Krankenhausreform bedroht Krebspatienten

von | März 30, 2026 | Forschung, Gesundheit, Politik

Deutsche Krebshilfe, Deutsche Krebsgesellschaft und Deutsches Krebsforschungszentrum haben nach der Verabschiedung des Gesetzes zur Anpassung der Krankenhausreform (KHAG) im Bundesrat vor erheblichen Risiken für die onkologische Versorgung in Deutschland gewarnt. Erweiterte Ausnahmeregelungen und verlängerte Übergangsfristen würden die angestrebte Konzentration komplexer Krebsbehandlungen in spezialisierten Strukturen behindern.

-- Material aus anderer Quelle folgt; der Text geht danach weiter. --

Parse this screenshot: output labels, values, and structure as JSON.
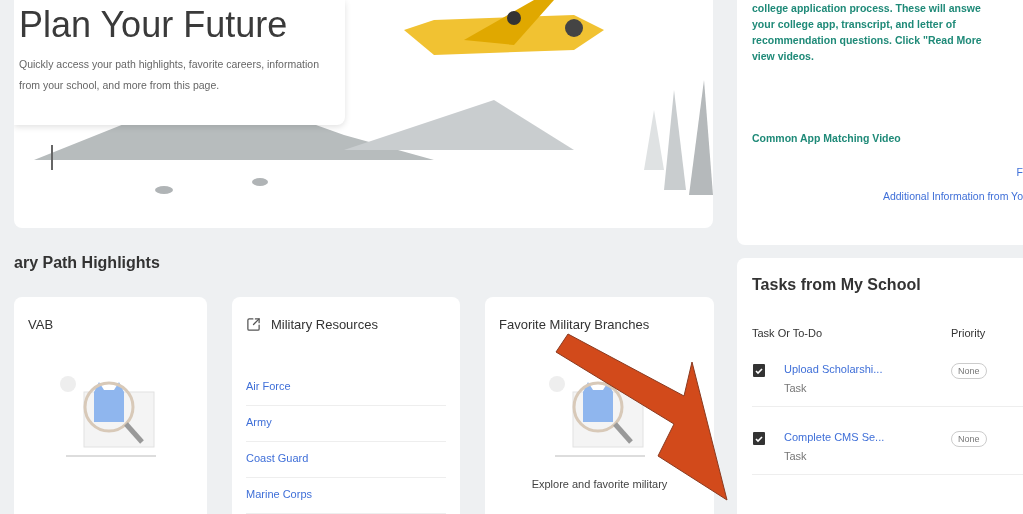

Die drei Organisationen raten Krebspatienten, sich gezielt für eine Behandlung in zertifizierten Krebszentren und Comprehensive Cancer Centern (CCC) zu entscheiden. Dort erfolge die Therapie nach klaren Qualitätsvorgaben, was die Chancen auf Heilung verbessere.

Symbolbild. Credits: Alain Fraichette/Pexels
Symbolbild. Credits: Alain Fraichette/Pexels

Die Verbände weisen darauf hin, dass Studien belegen, wie eine Behandlung in zertifizierten Zentren nicht nur die Überlebenschancen erhöht, sondern auch das Gesundheitssystem finanziell entlastet. Eine Ausweitung von Ausnahmen bei Qualitätsvorgaben lasse komplexe Krebstherapien weiterhin in nicht spezialisierten Kliniken zu und konterkariere damit die Ziele der Reform.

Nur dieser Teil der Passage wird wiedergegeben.